Start date: 08/01/2023
On August 1st I will be 21 years cancer free. I lost my leg to Ewing Sarcoma so on August 1st I will be running 21km/13.1 miles everyday until I reach 5250km/3262 miles. The 5250 represents the people diagnosed with cancer everyday. Each run will be dedicated to someone either fighting cancer, a survivor or someone who unfortunately lost there life to cancer. You can join me virtually in August for 21km/13.1 miles. You can complete the miles between August 1st - August 31. You don't need to do them all at once, just complete the distance by the end of August. Tag me in on instagram with #icandohardthings once you've completed your miles/km. Please also consider donating to the Sarcoma Foundation of America. I am selling hats and all the profits from the hats will go directly to the Sarcoma Foundation of America.
Info about Sarcoma
Sarcoma is a rare cancer in adults (1% of all adult cancers), but rather prevalent in children (about 20% of all childhood cancers). It is made up of many “subtypes” because it can arise from a variety of tissue structures (nerves, muscles, joints, bone, fat, blood vessels – collectively referred to as the body’s “connective tissues”). Because these tissues are found everywhere on the body, Sarcomas can arise anywhere. Thus, within each site of the more “common” cancers there is the occasional surprise sarcoma diagnosis (e.g., breast sarcoma, stomach sarcoma, lung sarcoma, ovarian sarcoma, etc.). The most frequent location are the limbs since this is where the majority of the body’s connective tissue resides. They are commonly hidden deep in the body, so sarcoma is often diagnosed when it has already become too large to expect a hope of being cured. Although a lot of the lumps and bumps we get are benign, people should have them looked at by a doctor at an early stage in case it is sarcoma.

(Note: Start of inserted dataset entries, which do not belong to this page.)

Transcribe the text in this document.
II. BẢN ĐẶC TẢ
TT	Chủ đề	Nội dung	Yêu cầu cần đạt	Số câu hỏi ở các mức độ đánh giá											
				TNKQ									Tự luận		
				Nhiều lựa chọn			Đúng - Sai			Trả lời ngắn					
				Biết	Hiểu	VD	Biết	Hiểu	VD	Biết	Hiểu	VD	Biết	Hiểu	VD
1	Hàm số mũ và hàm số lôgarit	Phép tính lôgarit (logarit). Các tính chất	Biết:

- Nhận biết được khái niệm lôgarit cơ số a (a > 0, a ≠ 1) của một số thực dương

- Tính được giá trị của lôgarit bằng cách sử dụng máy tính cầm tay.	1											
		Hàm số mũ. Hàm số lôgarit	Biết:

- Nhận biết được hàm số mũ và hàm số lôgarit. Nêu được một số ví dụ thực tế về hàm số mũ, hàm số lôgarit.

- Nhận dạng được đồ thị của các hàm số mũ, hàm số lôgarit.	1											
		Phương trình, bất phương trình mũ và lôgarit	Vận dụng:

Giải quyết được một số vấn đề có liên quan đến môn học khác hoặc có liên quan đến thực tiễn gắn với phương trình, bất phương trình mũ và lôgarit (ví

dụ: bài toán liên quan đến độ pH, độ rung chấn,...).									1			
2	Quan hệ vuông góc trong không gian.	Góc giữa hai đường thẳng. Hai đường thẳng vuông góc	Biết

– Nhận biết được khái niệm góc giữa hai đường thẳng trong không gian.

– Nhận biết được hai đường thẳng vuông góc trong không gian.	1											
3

Sarcoma is sometimes curable by surgery (about 20% of the time), or by surgery with chemotherapy and/or radiation (another 50-55%), but about half the time they are totally resistant to all of these approaches—thus the extreme need for new therapeutic approaches. At any one time, more than 50,000 patients and their families are struggling with sarcoma. More than 16,000 new cases are diagnosed each year and nearly 7,000 people die each year from sarcoma in the United States.